Nevertheless, the Signature Event model is here to stay, but it certainly could use some enhancements. Adding more players who deserve an opportunity would be a good start.

Scottie Scheffler, Travelers Championship

Scottie Scheffler plays the 17th hole during the final round.
Photo by Keyur Khamar/PGA Tour via Getty Images

5. TPC River Highlands: too easy?

Once again, TPC River Highlands yielded plenty of birdies and not a lot of bogies. That’s fine if you like surreal scoring, hoping somebody wins at 30-under par. But it just does not provide the entertainment value that other demanding courses do.

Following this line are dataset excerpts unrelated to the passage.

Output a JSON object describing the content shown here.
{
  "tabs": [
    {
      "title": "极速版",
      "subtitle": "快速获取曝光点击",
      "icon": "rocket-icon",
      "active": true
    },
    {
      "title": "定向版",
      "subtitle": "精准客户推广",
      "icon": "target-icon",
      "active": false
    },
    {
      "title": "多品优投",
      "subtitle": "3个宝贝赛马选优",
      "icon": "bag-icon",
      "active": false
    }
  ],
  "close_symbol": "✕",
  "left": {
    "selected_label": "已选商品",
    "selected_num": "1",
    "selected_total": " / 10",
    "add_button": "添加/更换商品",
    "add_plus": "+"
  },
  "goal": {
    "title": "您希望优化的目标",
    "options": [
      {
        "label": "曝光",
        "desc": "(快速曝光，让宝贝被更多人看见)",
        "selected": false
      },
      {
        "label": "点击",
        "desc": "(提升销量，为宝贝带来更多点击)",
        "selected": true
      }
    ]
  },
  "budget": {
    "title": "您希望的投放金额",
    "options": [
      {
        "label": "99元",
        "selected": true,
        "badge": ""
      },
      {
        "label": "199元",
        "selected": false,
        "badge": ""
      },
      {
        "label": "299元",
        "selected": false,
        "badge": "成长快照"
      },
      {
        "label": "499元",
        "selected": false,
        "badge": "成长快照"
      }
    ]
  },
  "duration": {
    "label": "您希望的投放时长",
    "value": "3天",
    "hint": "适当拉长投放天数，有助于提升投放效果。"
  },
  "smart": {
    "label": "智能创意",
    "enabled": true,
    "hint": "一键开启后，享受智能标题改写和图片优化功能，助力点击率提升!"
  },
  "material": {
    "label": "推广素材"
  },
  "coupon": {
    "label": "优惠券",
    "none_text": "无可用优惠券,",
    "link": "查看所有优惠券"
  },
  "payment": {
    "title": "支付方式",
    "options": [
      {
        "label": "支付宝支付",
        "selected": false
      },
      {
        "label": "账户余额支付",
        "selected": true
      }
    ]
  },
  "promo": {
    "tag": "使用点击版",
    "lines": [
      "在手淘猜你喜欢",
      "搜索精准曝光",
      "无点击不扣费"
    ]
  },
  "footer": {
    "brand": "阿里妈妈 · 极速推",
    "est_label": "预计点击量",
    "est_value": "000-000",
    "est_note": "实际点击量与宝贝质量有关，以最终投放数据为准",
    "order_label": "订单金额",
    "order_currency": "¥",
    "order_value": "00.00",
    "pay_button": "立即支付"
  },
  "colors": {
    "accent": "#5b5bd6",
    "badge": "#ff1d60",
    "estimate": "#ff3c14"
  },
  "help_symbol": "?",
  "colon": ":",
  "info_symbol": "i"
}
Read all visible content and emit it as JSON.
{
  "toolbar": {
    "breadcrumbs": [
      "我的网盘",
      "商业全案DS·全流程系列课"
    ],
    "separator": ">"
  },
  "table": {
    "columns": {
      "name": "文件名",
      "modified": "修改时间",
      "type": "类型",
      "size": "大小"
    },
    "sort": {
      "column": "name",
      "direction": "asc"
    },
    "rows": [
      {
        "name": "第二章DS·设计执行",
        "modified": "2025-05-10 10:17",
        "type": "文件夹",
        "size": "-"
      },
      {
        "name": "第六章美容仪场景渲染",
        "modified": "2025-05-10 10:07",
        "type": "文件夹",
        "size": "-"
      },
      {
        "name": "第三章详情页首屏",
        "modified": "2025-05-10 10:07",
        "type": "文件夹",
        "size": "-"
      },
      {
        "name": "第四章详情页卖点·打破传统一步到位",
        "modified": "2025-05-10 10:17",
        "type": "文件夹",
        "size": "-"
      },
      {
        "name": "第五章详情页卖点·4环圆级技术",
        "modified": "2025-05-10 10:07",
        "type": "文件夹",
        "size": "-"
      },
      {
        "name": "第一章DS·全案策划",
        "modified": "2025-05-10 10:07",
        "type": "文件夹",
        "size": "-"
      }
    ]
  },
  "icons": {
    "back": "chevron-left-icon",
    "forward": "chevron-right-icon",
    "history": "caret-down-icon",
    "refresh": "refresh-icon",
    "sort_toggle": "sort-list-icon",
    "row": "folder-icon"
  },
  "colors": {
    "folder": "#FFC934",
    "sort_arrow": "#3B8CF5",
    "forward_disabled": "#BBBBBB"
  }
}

As Scottie Scheffler alluded to in his post-round presser, it’s almost more of a challenge to set ‘par’ at a 5-under 65, knowing that if you do not shoot a 65, you are losing strokes to the field. Look at Tom Kim, who shot a 4-under 66 as the final-round leader and lost—a tough pill to swallow.

But at 6,835 yards, the modern game has likely passed TPC River Highlands by. With that said, this course has committed itself to hosting the PGA Tour’s best once again in 2025 and should do so once again. It deserves it. The layout is spectacular, with the final four holes always producing drama. And the community embraces this tournament like a major championship. Plus, the hospitality for players, volunteers, media, and fans alike is all top-notch, a true five-star experience.

Yet, we have an idea: what if the Travelers Championship became the Northeast’s premier Signature Event, rotating around a bevy of top courses within the region? Obviously, this region has plenty of capital. So, perhaps Bethpage Black hosts one year while Liberty National slides in during another. Maybe TPC Boston will get back in the mix. Or Aronimink in Philadelphia. Ridgewood Country Club in New Jersey would be another viable candidate.

At any rate, the tour has an opportunity to take things a step further regarding its Signature Events by rotating courses in and out. Yes, the Hartford, Connecticut community would be heartbroken to see this tournament leave, but the Travelers Championship could always return to this area, too.